Other than the recent clown the US has elected, does the EU really feel like a "vassal"? Do people toil against their will, yield their culture to another power? In Australia we're even more so a "vassal" of England, but we're as Aussie as Aussie can be. Life wouldn't change a zack if we separated from the UK...we'd just be a Republic I suppose?
I can't imagine the EU should feel particularly different? (other than Ukraine and the recent shemozzle)
If you are invaded by China and won’t fight to the death, expecting America or someone else to save you, or would just roll over and take it, you are a vassal mentally. If some country invaded America I would fight to the death
If China invaded the vast majority of countries (eg populations <50mil) I'd expect the country to give up after a few weeks of fighting if the US or a large number of allies didn't step in.

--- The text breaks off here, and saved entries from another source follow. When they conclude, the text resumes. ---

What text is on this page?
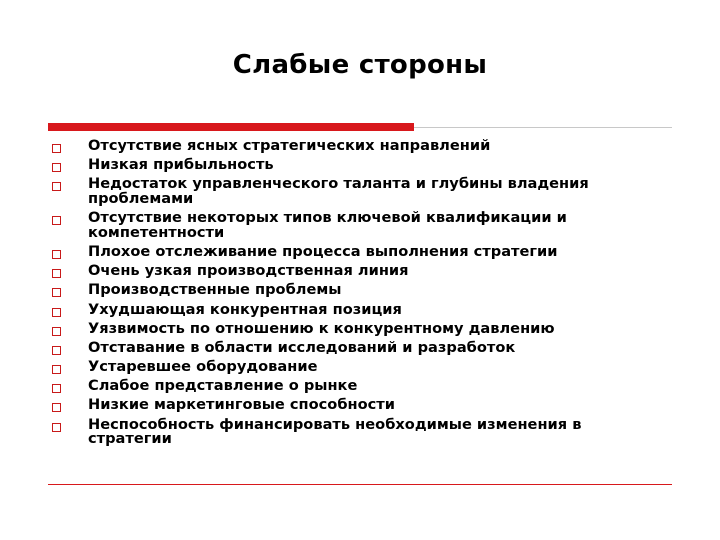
Слабые стороны
Отсутствие ясных стратегических направлений
Низкая прибыльность
Недостаток управленческого таланта и глубины владения проблемами
Отсутствие некоторых типов ключевой квалификации и компетентности
Плохое отслеживание процесса выполнения стратегии
Очень узкая производственная линия
Производственные проблемы
Ухудшающая конкурентная позиция
Уязвимость по отношению к конкурентному давлению
Отставание в области исследований и разработок
Устаревшее оборудование
Слабое представление о рынке
Низкие маркетинговые способности
Неспособность финансировать необходимые изменения в стратегии
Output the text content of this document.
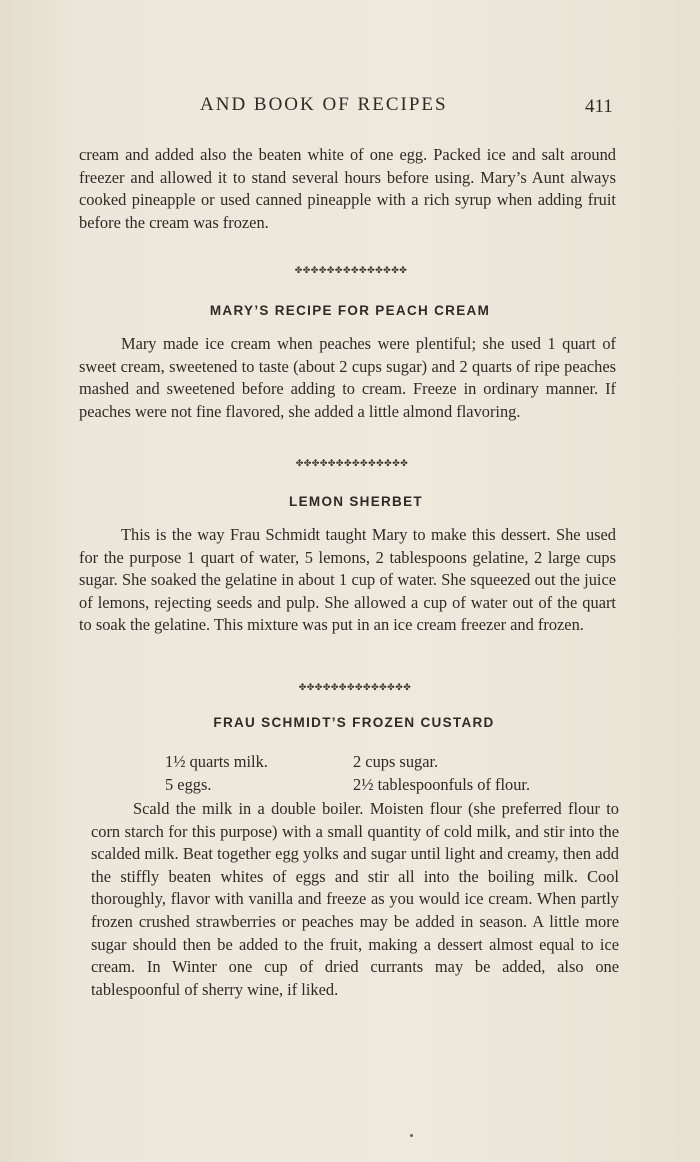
AND BOOK OF RECIPES	411
cream and added also the beaten white of one egg. Packed ice and salt around freezer and allowed it to stand several hours before using. Mary’s Aunt always cooked pineapple or used canned pineapple with a rich syrup when adding fruit before the cream was frozen.
✤✤✤✤✤✤✤✤✤✤✤✤✤✤
MARY’S RECIPE FOR PEACH CREAM
Mary made ice cream when peaches were plentiful; she used 1 quart of sweet cream, sweetened to taste (about 2 cups sugar) and 2 quarts of ripe peaches mashed and sweetened before adding to cream. Freeze in ordinary manner. If peaches were not fine flavored, she added a little almond flavoring.
✤✤✤✤✤✤✤✤✤✤✤✤✤✤
LEMON SHERBET
This is the way Frau Schmidt taught Mary to make this dessert. She used for the purpose 1 quart of water, 5 lemons, 2 tablespoons gelatine, 2 large cups sugar. She soaked the gelatine in about 1 cup of water. She squeezed out the juice of lemons, rejecting seeds and pulp. She allowed a cup of water out of the quart to soak the gelatine. This mixture was put in an ice cream freezer and frozen.
✤✤✤✤✤✤✤✤✤✤✤✤✤✤
FRAU SCHMIDT’S FROZEN CUSTARD
1½ quarts milk.	2 cups sugar.
5 eggs.	2½ tablespoonfuls of flour.
Scald the milk in a double boiler. Moisten flour (she preferred flour to corn starch for this purpose) with a small quantity of cold milk, and stir into the scalded milk. Beat together egg yolks and sugar until light and creamy, then add the stiffly beaten whites of eggs and stir all into the boiling milk. Cool thoroughly, flavor with vanilla and freeze as you would ice cream. When partly frozen crushed strawberries or peaches may be added in season. A little more sugar should then be added to the fruit, making a dessert almost equal to ice cream. In Winter one cup of dried currants may be added, also one tablespoonful of sherry wine, if liked.
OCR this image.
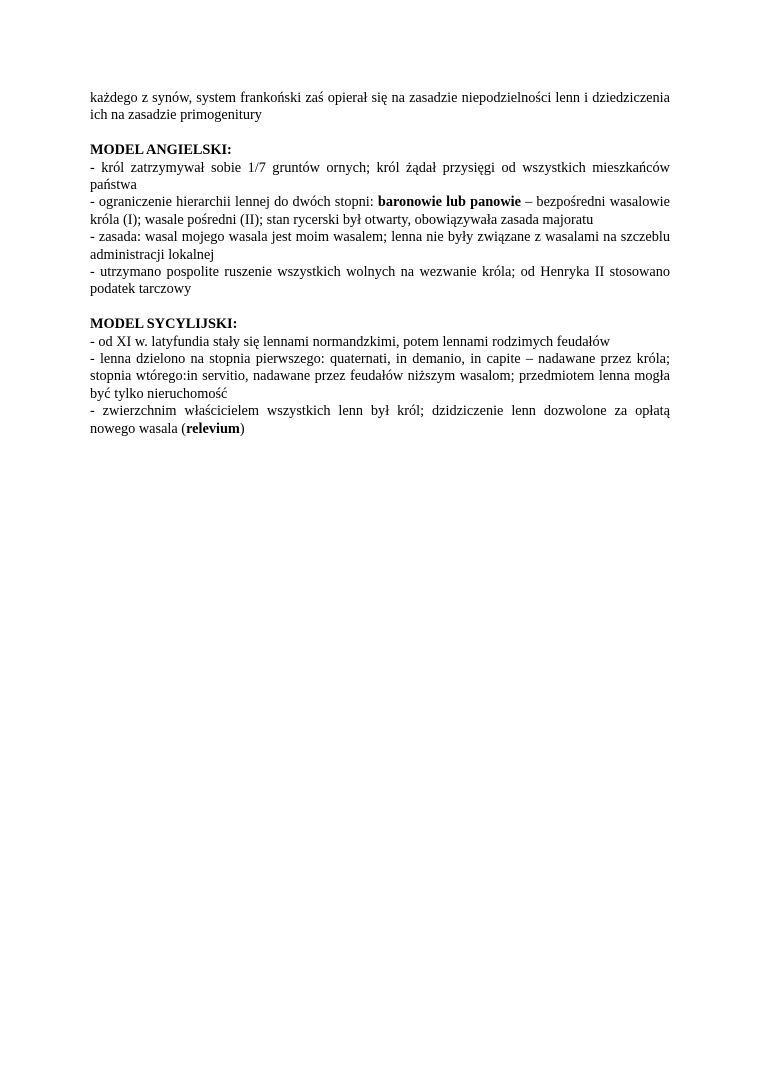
każdego z synów, system frankoński zaś opierał się na zasadzie niepodzielności lenn i dziedziczenia ich na zasadzie primogenitury

MODEL ANGIELSKI:

- król zatrzymywał sobie 1/7 gruntów ornych; król żądał przysięgi od wszystkich mieszkańców państwa

- ograniczenie hierarchii lennej do dwóch stopni: baronowie lub panowie – bezpośredni wasalowie króla (I); wasale pośredni (II); stan rycerski był otwarty, obowiązywała zasada majoratu

- zasada: wasal mojego wasala jest moim wasalem; lenna nie były związane z wasalami na szczeblu administracji lokalnej

- utrzymano pospolite ruszenie wszystkich wolnych na wezwanie króla; od Henryka II stosowano podatek tarczowy

MODEL SYCYLIJSKI:

- od XI w. latyfundia stały się lennami normandzkimi, potem lennami rodzimych feudałów

- lenna dzielono na stopnia pierwszego: quaternati, in demanio, in capite – nadawane przez króla; stopnia wtórego:in servitio, nadawane przez feudałów niższym wasalom; przedmiotem lenna mogła być tylko nieruchomość

- zwierzchnim właścicielem wszystkich lenn był król; dzidziczenie lenn dozwolone za opłatą nowego wasala (relevium)
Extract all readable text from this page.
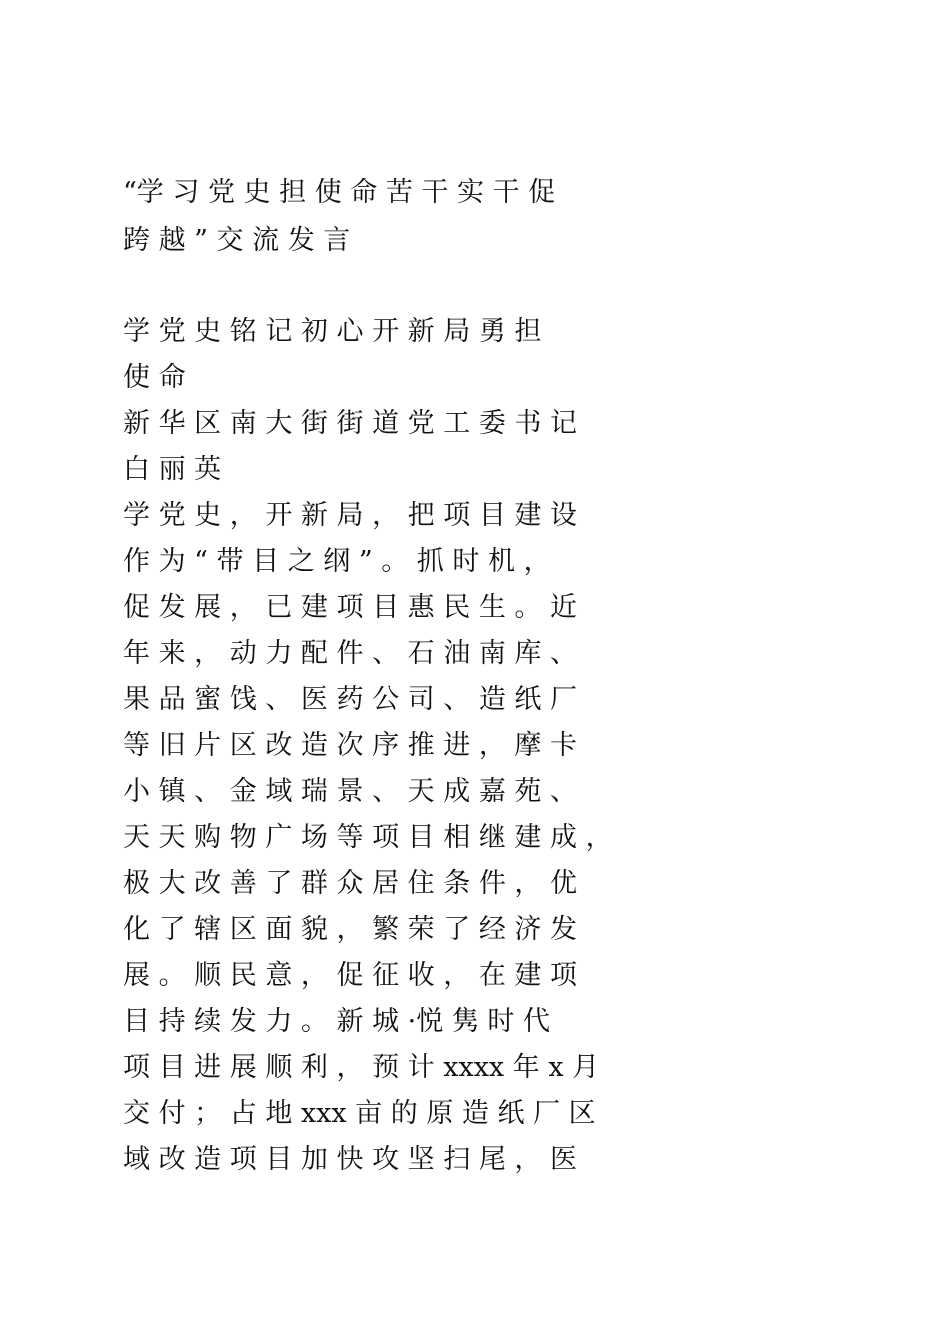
“学 习 党 史 担 使 命 苦 干 实 干 促
跨 越 ” 交 流 发 言
学 党 史 铭 记 初 心 开 新 局 勇 担
使 命
新 华 区 南 大 街 街 道 党 工 委 书 记
白 丽 英
学 党 史 ， 开 新 局 ， 把 项 目 建 设
作 为 “ 带 目 之 纲 ” 。 抓 时 机 ，
促 发 展 ， 已 建 项 目 惠 民 生 。 近
年 来 ， 动 力 配 件 、 石 油 南 库 、
果 品 蜜 饯 、 医 药 公 司 、 造 纸 厂
等 旧 片 区 改 造 次 序 推 进 ， 摩 卡
小 镇 、 金 域 瑞 景 、 天 成 嘉 苑 、
天 天 购 物 广 场 等 项 目 相 继 建 成 ，
极 大 改 善 了 群 众 居 住 条 件 ， 优
化 了 辖 区 面 貌 ， 繁 荣 了 经 济 发
展 。 顺 民 意 ， 促 征 收 ， 在 建 项
目 持 续 发 力 。 新 城 ·悦 隽 时 代
项 目 进 展 顺 利 ， 预 计 xxxx 年 x 月
交 付 ； 占 地 xxx 亩 的 原 造 纸 厂 区
域 改 造 项 目 加 快 攻 坚 扫 尾 ， 医
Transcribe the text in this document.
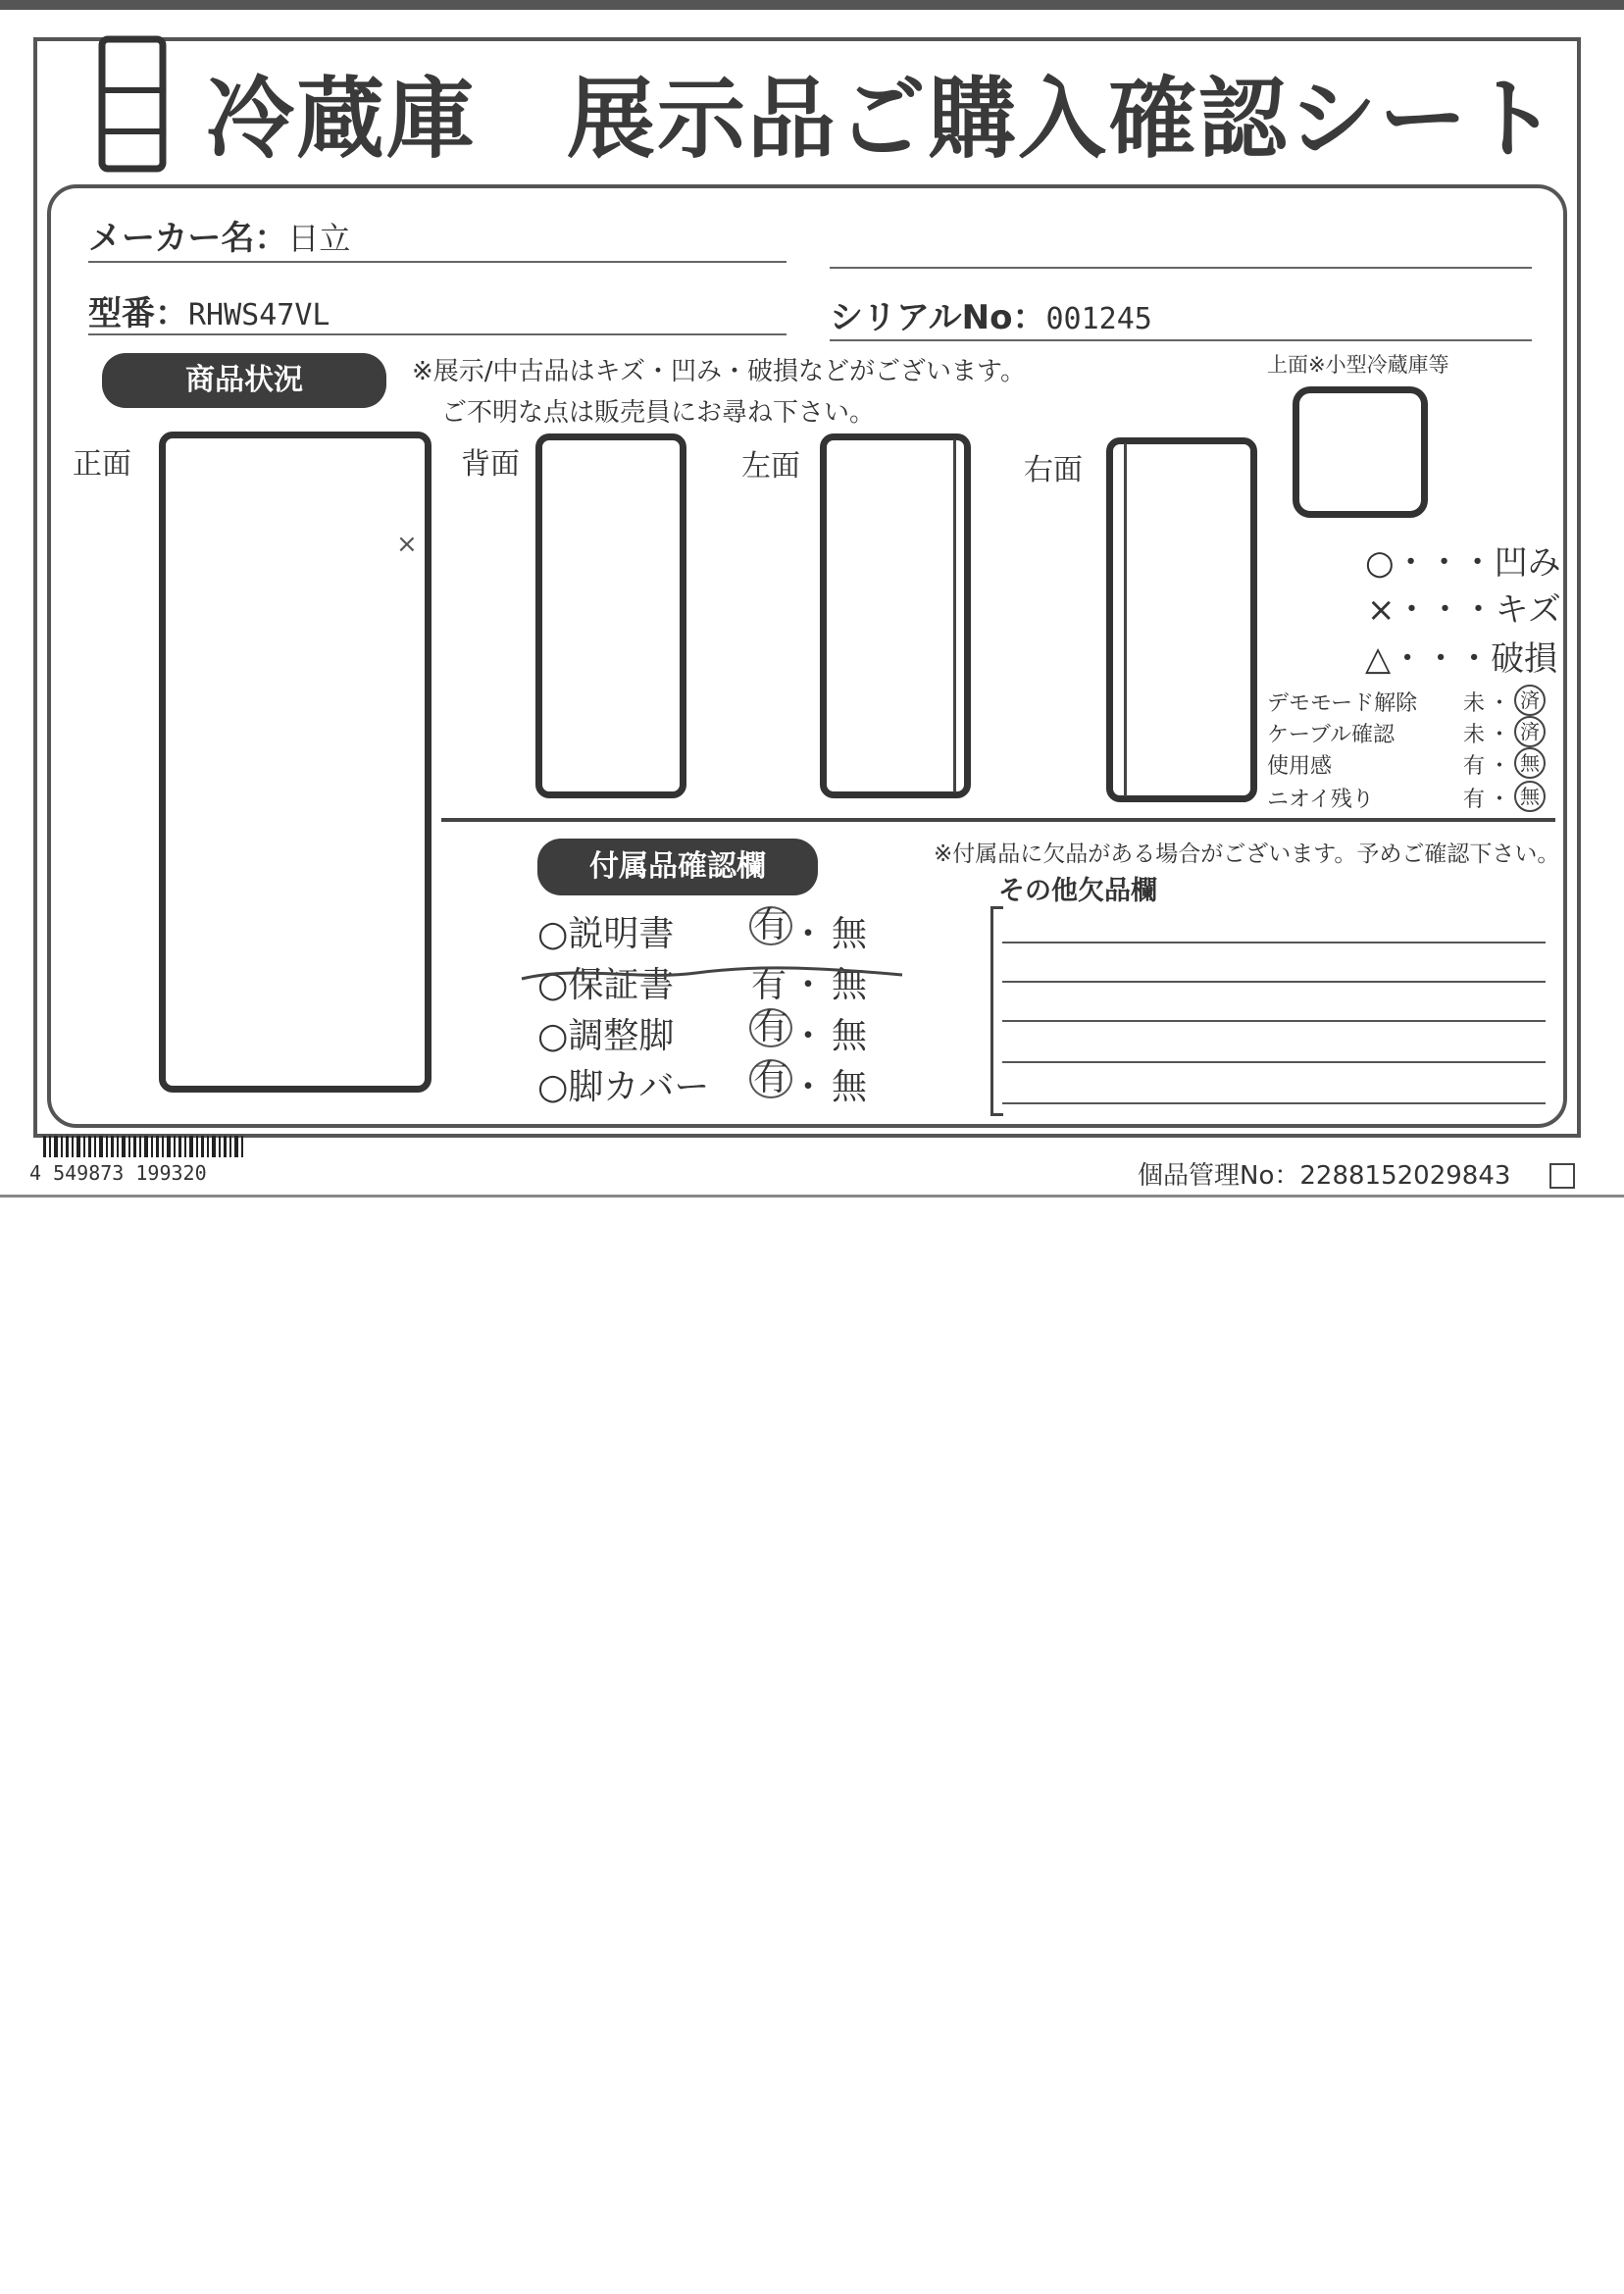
冷蔵庫　展示品ご購入確認シート
メーカー名：日立
型番：RHWS47VL	シリアルNo：001245
商品状況	※展示/中古品はキズ・凹み・破損などがございます。
ご不明な点は販売員にお尋ね下さい。
上面※小型冷蔵庫等
正面
×
背面	左面	右面
○・・・凹み
×・・・キズ
△・・・破損
デモモード解除 未 ・ 済
ケーブル確認	未 ・ 済
使用感	有 ・ 無
ニオイ残り	有 ・ 無
付属品確認欄	※付属品に欠品がある場合がございます。予めご確認下さい。
その他欠品欄
○説明書 有 ・ 無
○保証書 有 ・ 無
○調整脚 有 ・ 無
○脚カバー 有 ・ 無
4 549873 199320	個品管理No：2288152029843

I don't see how having every man/woman (hopefully not every child!) gunned down is viable for a country.
I don't think relying on your allies makes you a vassal.
I don't think there is a country in the world that doesn't understand it will never be able to depend on the USA for security or trade. It
s not just that they elected Trump because we know that is temporary but the fact that they could elect another someone like Trump is a persistent threat.
As an American I encourage every country to decouple, and as I understand every country is working on it. Mark Carney of Canada said it best, it will never be the same, ever no matter what the future is because trust that has lasted 90 years has been broken. Canada will never have the same relationship with the USA.
For a continent with two world wars within a span of 30 years, Europe was ready for US hegemony in 1944. The Trump narrative is not really based on neither US nor European logic, but his own particular kind of gaslighting.
The sustained need for artillery shells since 2022 did not arise because more countries wanted to decouple from American dependence, but because a war was started that did not allow for the typical NATO doctrine of air superiority to be used. I wonder when so many artillery shells were last used as they have been in Ukraine.